Bize biraz uzakta olsalar da kaçırmamak için her hareketini takip ettiğim ikilinin bakışları buluştuğu an Hüseyin ağlamaya başlamıştı. Hemen arkasındsn gelen karısı, Brad'in annesi Eliza da şehzadeyi gördüğü an dengesini kaybedince arkasından Brad onu tutarak destek olmuştu.

"Ali!" Hüseyin'in gür sesi tüm klanda yayılırken, şehzade olduğu yerde dikilmeye devam ederek bir Hüseyin'e bir yanındakilere bakıyordu. Birkaç adım atarak onlara yaklaşırken, ikili de aralarındaki mesafeyi kapatmıştı.

"Yaşıyorsun?" Eliza'nın sorusuyla Dougal yanımıza adımlamaya başlamıştı. İkiliyi izleyen gözlerim tekrar dolarken, aralarındaki mesafeyi kapatıp eski iki dost, kardeş gibi birbirlerine sarıldılar.

"Onu bulmuşsun!" Şehzadenin sözleriyle Dougal kolunu omzuma atarak beni kendine çekti.
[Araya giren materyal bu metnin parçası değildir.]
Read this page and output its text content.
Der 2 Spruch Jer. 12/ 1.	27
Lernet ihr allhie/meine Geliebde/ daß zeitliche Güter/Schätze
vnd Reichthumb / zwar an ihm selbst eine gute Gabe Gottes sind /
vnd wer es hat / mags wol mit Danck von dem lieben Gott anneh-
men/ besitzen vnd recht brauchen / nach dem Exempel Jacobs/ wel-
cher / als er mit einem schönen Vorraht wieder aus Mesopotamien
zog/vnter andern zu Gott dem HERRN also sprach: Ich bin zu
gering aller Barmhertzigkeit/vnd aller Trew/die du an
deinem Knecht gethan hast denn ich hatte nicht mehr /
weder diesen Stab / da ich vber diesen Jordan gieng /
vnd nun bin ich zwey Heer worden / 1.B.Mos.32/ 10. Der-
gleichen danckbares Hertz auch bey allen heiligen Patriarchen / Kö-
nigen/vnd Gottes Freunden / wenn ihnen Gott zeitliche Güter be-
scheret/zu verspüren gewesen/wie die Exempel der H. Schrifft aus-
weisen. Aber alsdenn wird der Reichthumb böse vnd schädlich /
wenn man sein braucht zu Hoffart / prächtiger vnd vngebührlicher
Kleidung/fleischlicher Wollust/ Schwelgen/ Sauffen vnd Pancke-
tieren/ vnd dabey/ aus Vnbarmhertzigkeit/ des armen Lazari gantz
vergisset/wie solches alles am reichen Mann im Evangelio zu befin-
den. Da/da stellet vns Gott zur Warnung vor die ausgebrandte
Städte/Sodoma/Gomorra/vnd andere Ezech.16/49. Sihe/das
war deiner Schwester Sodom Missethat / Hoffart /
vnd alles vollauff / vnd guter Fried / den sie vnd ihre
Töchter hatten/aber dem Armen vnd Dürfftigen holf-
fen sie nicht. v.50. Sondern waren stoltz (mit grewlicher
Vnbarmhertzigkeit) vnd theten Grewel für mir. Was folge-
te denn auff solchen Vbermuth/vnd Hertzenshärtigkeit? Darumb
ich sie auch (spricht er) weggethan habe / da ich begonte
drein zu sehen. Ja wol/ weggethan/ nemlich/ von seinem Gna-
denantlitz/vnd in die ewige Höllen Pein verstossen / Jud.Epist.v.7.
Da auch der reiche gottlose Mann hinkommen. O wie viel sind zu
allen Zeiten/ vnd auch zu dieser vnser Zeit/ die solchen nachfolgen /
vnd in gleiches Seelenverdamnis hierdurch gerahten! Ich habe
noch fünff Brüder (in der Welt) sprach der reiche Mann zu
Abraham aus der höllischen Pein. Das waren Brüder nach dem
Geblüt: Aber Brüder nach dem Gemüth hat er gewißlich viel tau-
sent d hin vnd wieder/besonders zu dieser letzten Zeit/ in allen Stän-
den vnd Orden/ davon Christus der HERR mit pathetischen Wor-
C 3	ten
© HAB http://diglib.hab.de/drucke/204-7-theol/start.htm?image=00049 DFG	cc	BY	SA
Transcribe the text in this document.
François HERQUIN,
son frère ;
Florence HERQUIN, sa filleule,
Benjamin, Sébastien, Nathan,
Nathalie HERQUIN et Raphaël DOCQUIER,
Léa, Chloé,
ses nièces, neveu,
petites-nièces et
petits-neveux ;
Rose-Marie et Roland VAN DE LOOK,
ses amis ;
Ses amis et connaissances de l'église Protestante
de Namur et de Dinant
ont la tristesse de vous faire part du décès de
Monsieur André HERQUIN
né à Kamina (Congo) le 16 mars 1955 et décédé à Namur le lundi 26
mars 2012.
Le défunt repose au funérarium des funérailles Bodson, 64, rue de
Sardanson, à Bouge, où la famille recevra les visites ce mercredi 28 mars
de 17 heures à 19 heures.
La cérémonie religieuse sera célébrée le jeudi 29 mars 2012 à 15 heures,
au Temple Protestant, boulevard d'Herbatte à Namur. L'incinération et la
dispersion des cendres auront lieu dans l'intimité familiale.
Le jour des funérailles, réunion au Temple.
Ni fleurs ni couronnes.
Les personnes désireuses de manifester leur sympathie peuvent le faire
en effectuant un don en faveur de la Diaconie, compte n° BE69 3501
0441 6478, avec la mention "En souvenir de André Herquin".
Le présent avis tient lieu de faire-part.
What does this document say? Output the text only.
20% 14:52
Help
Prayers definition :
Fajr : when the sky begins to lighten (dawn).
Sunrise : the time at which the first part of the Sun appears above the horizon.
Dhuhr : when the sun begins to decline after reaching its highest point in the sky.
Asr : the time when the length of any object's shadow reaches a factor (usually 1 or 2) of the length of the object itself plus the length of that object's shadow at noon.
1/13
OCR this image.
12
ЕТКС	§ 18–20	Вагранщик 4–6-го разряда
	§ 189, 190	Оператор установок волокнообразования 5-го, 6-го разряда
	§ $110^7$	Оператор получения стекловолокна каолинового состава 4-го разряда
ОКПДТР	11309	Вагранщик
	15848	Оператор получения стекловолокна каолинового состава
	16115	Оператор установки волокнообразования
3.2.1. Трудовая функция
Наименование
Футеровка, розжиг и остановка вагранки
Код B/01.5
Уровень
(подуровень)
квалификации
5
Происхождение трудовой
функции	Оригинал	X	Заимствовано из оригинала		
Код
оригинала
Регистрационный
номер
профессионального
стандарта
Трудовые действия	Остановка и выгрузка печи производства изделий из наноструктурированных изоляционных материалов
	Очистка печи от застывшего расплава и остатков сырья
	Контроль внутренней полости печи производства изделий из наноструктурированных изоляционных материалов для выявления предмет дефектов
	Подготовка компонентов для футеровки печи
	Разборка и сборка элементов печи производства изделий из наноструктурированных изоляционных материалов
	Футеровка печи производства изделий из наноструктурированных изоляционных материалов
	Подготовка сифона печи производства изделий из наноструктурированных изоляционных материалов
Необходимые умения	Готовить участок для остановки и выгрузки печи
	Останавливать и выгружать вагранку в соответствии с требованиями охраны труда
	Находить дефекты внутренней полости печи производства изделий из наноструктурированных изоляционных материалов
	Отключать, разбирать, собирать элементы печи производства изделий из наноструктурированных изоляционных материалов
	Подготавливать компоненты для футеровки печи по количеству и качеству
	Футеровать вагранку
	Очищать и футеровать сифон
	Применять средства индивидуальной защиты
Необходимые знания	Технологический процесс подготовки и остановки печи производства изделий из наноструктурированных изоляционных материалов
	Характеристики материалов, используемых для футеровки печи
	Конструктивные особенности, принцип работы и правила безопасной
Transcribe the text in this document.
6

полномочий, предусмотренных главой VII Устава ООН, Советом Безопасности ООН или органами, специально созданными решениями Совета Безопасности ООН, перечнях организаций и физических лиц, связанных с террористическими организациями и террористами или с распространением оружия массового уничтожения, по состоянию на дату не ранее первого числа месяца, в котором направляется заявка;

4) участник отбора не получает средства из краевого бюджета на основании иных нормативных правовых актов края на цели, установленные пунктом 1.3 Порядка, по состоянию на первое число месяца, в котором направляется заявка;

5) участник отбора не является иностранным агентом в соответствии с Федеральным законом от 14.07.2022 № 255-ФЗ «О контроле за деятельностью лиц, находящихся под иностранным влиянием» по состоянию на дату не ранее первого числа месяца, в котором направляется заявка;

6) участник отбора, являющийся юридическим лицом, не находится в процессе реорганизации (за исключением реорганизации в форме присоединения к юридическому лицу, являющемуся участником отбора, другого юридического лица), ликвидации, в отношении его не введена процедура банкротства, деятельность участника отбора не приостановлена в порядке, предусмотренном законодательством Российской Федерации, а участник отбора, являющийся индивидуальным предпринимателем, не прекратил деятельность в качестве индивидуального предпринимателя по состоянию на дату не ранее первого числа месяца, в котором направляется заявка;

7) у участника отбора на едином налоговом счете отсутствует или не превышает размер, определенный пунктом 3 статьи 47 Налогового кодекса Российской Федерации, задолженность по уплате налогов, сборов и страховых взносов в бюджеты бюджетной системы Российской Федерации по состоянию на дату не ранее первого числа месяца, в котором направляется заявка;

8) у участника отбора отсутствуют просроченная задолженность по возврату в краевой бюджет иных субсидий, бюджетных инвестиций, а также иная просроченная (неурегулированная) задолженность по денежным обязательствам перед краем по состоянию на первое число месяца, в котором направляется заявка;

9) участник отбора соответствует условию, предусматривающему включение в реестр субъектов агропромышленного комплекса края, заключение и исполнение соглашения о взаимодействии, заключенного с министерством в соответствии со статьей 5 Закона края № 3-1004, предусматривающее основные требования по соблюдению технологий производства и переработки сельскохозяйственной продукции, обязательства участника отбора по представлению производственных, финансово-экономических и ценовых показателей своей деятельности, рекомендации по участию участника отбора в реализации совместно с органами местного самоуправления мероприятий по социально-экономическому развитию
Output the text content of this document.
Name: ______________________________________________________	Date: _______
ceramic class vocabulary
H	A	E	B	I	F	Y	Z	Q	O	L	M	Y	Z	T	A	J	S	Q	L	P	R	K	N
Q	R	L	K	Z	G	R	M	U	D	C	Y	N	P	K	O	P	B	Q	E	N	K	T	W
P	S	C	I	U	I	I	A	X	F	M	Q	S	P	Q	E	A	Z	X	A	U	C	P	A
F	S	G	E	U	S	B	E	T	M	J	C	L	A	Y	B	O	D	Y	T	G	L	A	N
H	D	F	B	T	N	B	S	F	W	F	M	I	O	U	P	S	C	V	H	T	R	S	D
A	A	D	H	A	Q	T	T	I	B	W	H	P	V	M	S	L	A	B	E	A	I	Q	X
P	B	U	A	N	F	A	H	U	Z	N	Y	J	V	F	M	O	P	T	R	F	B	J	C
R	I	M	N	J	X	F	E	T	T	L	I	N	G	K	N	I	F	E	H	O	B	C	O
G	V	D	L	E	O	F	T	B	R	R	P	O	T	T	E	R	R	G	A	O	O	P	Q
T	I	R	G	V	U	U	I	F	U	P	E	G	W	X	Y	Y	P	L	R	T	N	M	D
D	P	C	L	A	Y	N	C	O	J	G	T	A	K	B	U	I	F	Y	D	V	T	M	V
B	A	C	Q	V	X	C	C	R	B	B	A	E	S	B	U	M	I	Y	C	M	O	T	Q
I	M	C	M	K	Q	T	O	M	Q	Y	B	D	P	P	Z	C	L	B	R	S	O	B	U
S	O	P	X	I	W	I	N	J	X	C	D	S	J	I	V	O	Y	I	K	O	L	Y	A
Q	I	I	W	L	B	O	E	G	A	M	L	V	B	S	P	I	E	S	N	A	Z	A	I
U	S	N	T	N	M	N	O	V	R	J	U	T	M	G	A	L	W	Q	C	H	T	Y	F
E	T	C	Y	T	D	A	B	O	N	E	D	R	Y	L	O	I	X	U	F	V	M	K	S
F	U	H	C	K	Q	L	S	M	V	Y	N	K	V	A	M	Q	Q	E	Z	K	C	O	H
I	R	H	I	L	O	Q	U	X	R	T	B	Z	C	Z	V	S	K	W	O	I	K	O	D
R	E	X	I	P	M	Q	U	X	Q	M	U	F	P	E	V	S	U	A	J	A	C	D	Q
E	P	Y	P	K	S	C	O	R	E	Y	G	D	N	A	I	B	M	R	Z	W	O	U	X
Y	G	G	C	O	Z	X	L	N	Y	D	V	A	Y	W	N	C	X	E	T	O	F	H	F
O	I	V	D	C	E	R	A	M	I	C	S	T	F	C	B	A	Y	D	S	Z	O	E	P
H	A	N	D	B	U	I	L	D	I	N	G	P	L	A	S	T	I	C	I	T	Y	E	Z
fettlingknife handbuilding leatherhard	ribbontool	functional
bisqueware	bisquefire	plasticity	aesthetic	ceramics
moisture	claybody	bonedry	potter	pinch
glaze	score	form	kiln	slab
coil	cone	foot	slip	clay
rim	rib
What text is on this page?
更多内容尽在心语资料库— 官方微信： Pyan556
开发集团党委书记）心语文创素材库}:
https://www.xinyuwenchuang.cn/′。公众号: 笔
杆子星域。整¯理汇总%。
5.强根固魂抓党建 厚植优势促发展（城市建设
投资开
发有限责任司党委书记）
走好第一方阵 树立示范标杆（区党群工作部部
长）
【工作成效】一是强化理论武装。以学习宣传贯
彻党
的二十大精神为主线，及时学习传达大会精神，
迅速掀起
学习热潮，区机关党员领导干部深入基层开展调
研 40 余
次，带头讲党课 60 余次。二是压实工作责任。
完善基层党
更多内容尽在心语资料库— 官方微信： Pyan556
Eliza'da ki bakışlarım onun Brad'in desteğiyle yürüyüp ikiliye yaklaşmasını izledi. Şehzade ve Ali fısıldayarak bir şeyler konuşurlarken, Eliza ve Brad de onlara yaklaşmıştı. Savaşçılar, merakla olanları izlerken tehditkar bir şekilde beklemeye devam ediyorlardı. Aynı şekilde Zack ve şehzadenin adamları da saldırmaya hazır gibi bekliyorlardı. İkilinin bakışları beni bulurken Eliza da şehzadenin yanına giderek ona sarılmıştı. Bakışlarımı onlardan çekerek derin bir nefes aldım.